The more time goes on, the more I become aware of the fact that every season of Gator football is someone’s first, and every season is someone’s last.
Those can take different forms, and you don’t always know when they’re going to happen. My father has increasingly experienced mobility challenges. I don’t know if he’ll get to attend a game again, and I don’t know if he knew the last time he went might be the last time he goes. I do know this year is my last season to go to a game for a while. My wife is in the Navy, and so we’re going to leave Jacksonville for somewhere a continent away or farther come next June.
But I also have an almost 6-year-old son. I have watched games with him around every fall he’s been alive, and rarely have any held his attention longer than a couple minutes at a time. He’s seen the Gators play, but I wouldn’t say he had his first real season.
Until now.
On Saturday, the Samford game was his first. I took him up early to get him some gear, and the shiny shakers caught his eye strongly enough that he wanted two. We walked through campus from where we parked, and I got to do the thing to him that my dad did to me where I pointed out buildings I had class in while the kid couldn’t possibly have cared less.
The mere sight of the stadium made him jumpy with excitement. He got to do a boom on Big Boom by where the marching band warms up, something he could barely contain his glee about. Getting through the crush of people at the entrance gates was about the most crowded environment he’d yet been in, but he stuck through it without being intimidated by it because he was so ready to go.
My wife and I had tried to prep him with cheers and songs ahead of time, but again, he’s not quite six, so his attention span is quite variable. He mainly knew to shout “go Florida Gators” a lot, and he made the most of every opportunity.
But when the band finished pregame, and when the team ran out on the field, he couldn’t contain his excitement. You don’t have to prepare a kid for that. The intro video, the band, the fire effects, and the electricity of the crowd do far more than any briefing session could.
It was simply amazing to see how in tune with the crowd he was. He couldn’t tell you what a tackle for loss is, but when everyone got excited for one, up he popped shouting and waving one or more shakers. He was enthralled by the post-touchdown fireworks. The only thing that came close to comparing was when his cousin, just seven months his elder, agreed to share her cotton candy with him.
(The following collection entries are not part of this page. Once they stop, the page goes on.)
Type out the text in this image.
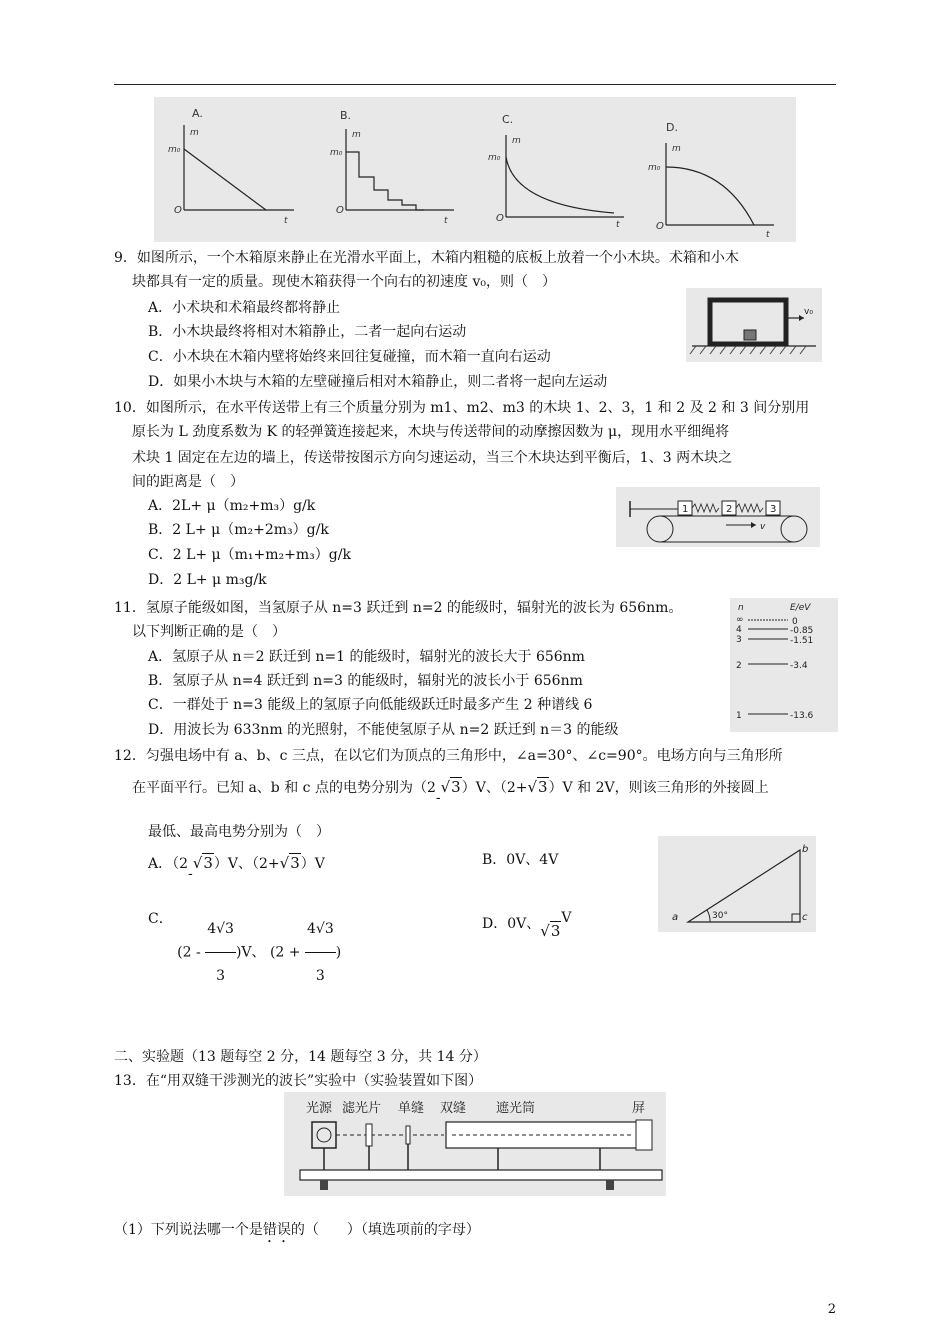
A.
m
m₀
O
t
B.
m
m₀
O
t
C.
m
m₀
O
t
D.
m
m₀
O
t
9．如图所示，一个木箱原来静止在光滑水平面上，木箱内粗糙的底板上放着一个小木块。术箱和小木
块都具有一定的质量。现使木箱获得一个向右的初速度 v₀，则（　）
A．小术块和术箱最终都将静止
B．小木块最终将相对木箱静止，二者一起向右运动
C．小木块在木箱内壁将始终来回往复碰撞，而木箱一直向右运动
D．如果小木块与木箱的左壁碰撞后相对木箱静止，则二者将一起向左运动
v₀
10．如图所示，在水平传送带上有三个质量分别为 m1、m2、m3 的木块 1、2、3，1 和 2 及 2 和 3 间分别用
原长为 L 劲度系数为 K 的轻弹簧连接起来，木块与传送带间的动摩擦因数为 μ，现用水平细绳将
术块 1 固定在左边的墙上，传送带按图示方向匀速运动，当三个木块达到平衡后，1、3 两木块之
间的距离是（　）
A．2L+ μ（m₂+m₃）g/k
B．2 L+ μ（m₂+2m₃）g/k
C．2 L+ μ（m₁+m₂+m₃）g/k
D．2 L+ μ m₃g/k
1	2	3
v
11．氢原子能级如图，当氢原子从 n=3 跃迁到 n=2 的能级时，辐射光的波长为 656nm。
以下判断正确的是（　）
A．氢原子从 n＝2 跃迁到 n=1 的能级时，辐射光的波长大于 656nm
B．氢原子从 n=4 跃迁到 n=3 的能级时，辐射光的波长小于 656nm
C．一群处于 n=3 能级上的氢原子向低能级跃迁时最多产生 2 种谱线 6
D．用波长为 633nm 的光照射，不能使氢原子从 n=2 跃迁到 n＝3 的能级
n	E/eV
∞	0
4	-0.85
3	-1.51
2	-3.4
1	-13.6
12．匀强电场中有 a、b、c 三点，在以它们为顶点的三角形中，∠a=30°、∠c=90°。电场方向与三角形所
在平面平行。已知 a、b 和 c 点的电势分别为（2-√3）V、（2+√3）V 和 2V，则该三角形的外接圆上
最低、最高电势分别为（　）
A．（2-√3）V、（2+√3）V	B．0V、4V
C． $(2 - \frac{4√3}{3} )V$、 ($2 + \frac{4√3}{3}$ )
D．0V、√3V	30°
a
b
c
二、实验题（13 题每空 2 分，14 题每空 3 分，共 14 分）
13．在“用双缝干涉测光的波长”实验中（实验装置如下图）
光源 滤光片 单缝 双缝 遮光筒	屏
（1）下列说法哪一个是错误的（　　）（填选项前的字母）
2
The 7:00 pm kick wasn’t ideal for bringing a young kid, but I chose it because the opponent was Samford. I expected a crowd that was at least at the stadium baseline energy but maybe without so much negativity as can happen with conference or rivalry games. And aside from a gentleman a few rows back who had some choice words about Billy Napier’s use of the wildcat early on, it overall was the family friendly environment I had hoped for.
The attendance was higher than I expected it to be after the face plant against Miami, but no doubt the debut of DJ Lagway was the main reason why. I am grateful for that, even as I am disappointed for Graham Mertz that he had to miss any of his final season of college ball, because when the crowd is into it, the Swamp remains undefeated.
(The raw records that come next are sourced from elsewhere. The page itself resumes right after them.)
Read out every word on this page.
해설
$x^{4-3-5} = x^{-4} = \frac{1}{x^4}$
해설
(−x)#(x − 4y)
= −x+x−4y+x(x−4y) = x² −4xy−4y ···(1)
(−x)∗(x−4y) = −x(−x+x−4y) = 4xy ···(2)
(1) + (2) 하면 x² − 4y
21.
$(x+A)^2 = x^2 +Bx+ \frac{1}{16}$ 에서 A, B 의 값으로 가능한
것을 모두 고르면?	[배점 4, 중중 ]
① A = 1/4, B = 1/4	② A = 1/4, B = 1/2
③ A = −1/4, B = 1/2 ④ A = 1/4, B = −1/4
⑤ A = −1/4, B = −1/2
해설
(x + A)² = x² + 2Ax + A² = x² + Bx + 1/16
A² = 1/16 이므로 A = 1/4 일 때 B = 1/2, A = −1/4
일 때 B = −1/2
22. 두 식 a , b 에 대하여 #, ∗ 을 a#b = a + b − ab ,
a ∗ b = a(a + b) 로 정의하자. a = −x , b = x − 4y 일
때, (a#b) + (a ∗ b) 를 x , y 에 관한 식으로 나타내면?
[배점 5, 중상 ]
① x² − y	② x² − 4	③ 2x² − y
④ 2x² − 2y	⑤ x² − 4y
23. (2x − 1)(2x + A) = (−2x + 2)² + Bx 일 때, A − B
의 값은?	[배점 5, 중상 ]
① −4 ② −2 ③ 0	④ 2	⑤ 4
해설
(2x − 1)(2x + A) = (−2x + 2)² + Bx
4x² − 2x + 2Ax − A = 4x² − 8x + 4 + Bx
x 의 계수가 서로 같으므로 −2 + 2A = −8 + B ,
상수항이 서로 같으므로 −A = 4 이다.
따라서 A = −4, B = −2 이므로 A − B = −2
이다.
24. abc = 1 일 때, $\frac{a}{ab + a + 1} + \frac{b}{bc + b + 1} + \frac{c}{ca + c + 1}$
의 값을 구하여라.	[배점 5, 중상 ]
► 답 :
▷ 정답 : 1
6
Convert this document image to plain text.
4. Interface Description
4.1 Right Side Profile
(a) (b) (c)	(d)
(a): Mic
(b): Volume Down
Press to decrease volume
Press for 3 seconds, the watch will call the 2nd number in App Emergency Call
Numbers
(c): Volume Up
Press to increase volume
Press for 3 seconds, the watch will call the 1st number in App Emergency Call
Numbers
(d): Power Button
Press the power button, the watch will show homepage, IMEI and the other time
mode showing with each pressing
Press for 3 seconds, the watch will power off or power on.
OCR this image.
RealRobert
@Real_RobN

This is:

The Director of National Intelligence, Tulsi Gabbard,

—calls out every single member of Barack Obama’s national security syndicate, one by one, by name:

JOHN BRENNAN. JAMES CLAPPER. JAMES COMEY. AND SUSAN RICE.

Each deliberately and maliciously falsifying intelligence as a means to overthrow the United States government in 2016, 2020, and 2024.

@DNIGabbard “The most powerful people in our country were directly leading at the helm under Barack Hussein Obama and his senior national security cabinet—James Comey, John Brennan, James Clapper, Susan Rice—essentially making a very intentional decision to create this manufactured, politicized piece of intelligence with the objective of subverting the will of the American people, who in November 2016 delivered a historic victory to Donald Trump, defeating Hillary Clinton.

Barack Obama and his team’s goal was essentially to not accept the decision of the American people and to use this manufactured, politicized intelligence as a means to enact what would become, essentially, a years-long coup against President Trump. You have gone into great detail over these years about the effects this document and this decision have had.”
I can recite chapter and verse all the problems with the Gator football program. You want the last ten months or the last ten years? Either way, I got you covered.
But all the way through the ups and downs, Ben Hill Griffin Stadium has always been one of the absolute best places to experience a college football game. Generation by generation, Gator fans make it so. The building itself has some advantages with the walls in the corners, the steep grades of the bleachers, and the seats right on top of the field, but that only goes so far. The occasional late-season snoozers on an interim coach’s watch have shown that.
It’s the people of the fan base that cause the place to be special: those in their first seasons, or their last seasons, or somewhere in between.
“A memory for a lifetime” is an overused cliche, but I truly made one with my son last weekend. I did it at a so-called cupcake game, against a mediocre FCS team, in a season that some were ready to give up on a mere week earlier.
For all of you reading this, Saturday was the amazingly exciting introduction of the Lagway era. It was for me too, and I can’t wait to see what he does in the rest of his time in Gainesville and parts beyond.
But for me, it was mainly my son’s proper induction into Gator Nation. He now knows what it means to cheer for the Orange and Blue, may it wave forever. There’s no place like the Swamp to ignite a lifetime of passion.